La compagnie aérienne Lufthansa a indiqué qu’elle bannissait l’usage des AirTags pendant le vol, avant de se raviser.

Ces derniers jours, des rumeurs faisaient état d’une restriction de l’utilisation des AirTags dans les vols opérés par Lufthansa. La compagnie aérienne allemande n’autoriserait plus les petites balises d’Apple, pourtant utiles pour tracer ses bagages à distance. Elle l’a d’abord confirmée le 9 octobre dans un tweet, en réponse à un internaute, puis l’a infirmée le même jour dans les colonnes de Airways Magazine et auprès du journaliste spécialiste Alex Macheras.

La compagnie aérienne était pourtant formelle sur sa position : « Lufthansa bannit les AirTags actifs dans les bagages, car ils sont considérés comme dangereux et doivent être éteints. » L’entreprise s’est d’abord rangée derrière les réglementations régies par l’Organisation de l’aviation civile internationale (ICAO). Elles interdisent certains objets électroniques dans les bagages mis en soute. Néanmoins, les AirTags d’Apple ne sont pas concernés.

Les AirTags, sauvés par l’absence d’une batterie

La réglementation empêche effectivement de laisser un appareil électronique équipé d’une batterie au lithium-ion dans un bagage enregistré (un smartphone, un ordinateur portable…). Sauf que les AirTags fonctionnent avec des piles CR2032, qui ne sont pas considérées comme dangereuses — une précision confirmée par Alex Macheras. Par ailleurs, AppleInsider a interrogé plusieurs experts, qui ont confirmé qu’une éventuelle interdiction des AirTags n’auraient rien à voir avec la régulation en place.

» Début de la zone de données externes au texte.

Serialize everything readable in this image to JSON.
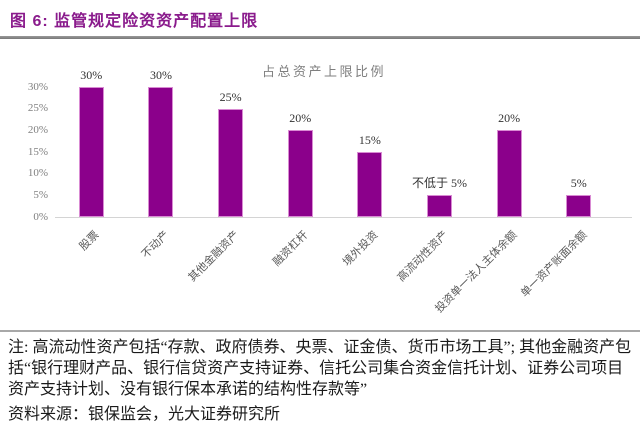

Concernant la crainte des émissions d’ondes susceptibles de parasiter les dispositifs des avions, elles sont négligeables. La FAA (Federal Aviation Administration) autorise les objets utilisant la communication Bluetooth depuis déjà plusieurs années (exemple : un casque audio). On ne voit pas pourquoi les AirTags feraient figure d’exception à ce sujet. Bien sûr, l’ICAO pourrait revoir ses règles et interdire les balises de tracking — ce qui ne semble pas à l’ordre du jour.

La partie métallique du AirTag peut se retirer. // Source : Numerama
La partie métallique du AirTag peut se retirer. // Source : Numerama

Sur le papier, il n’y a donc aucune justification pour bannir les AirTags, sauf à vouloir priver les usagers d’un moyen simple et efficace de pister leurs bagages situés en soute. C’est sans doute pour cette raison que certaines compagnies aériennes goûtent peu aux AirTags et autres objets assimilés : ils permettent de suivre à la trace un bagage et, par ricochet, de très vite s’apercevoir qu’il a été égaré (ce qui arrive assez souvent). Les balises mettraient un peu trop en lumière l’une des failles des compagnies aériennes, en se montrant plus efficaces qu’elles dans la quête d’un bagage perdu.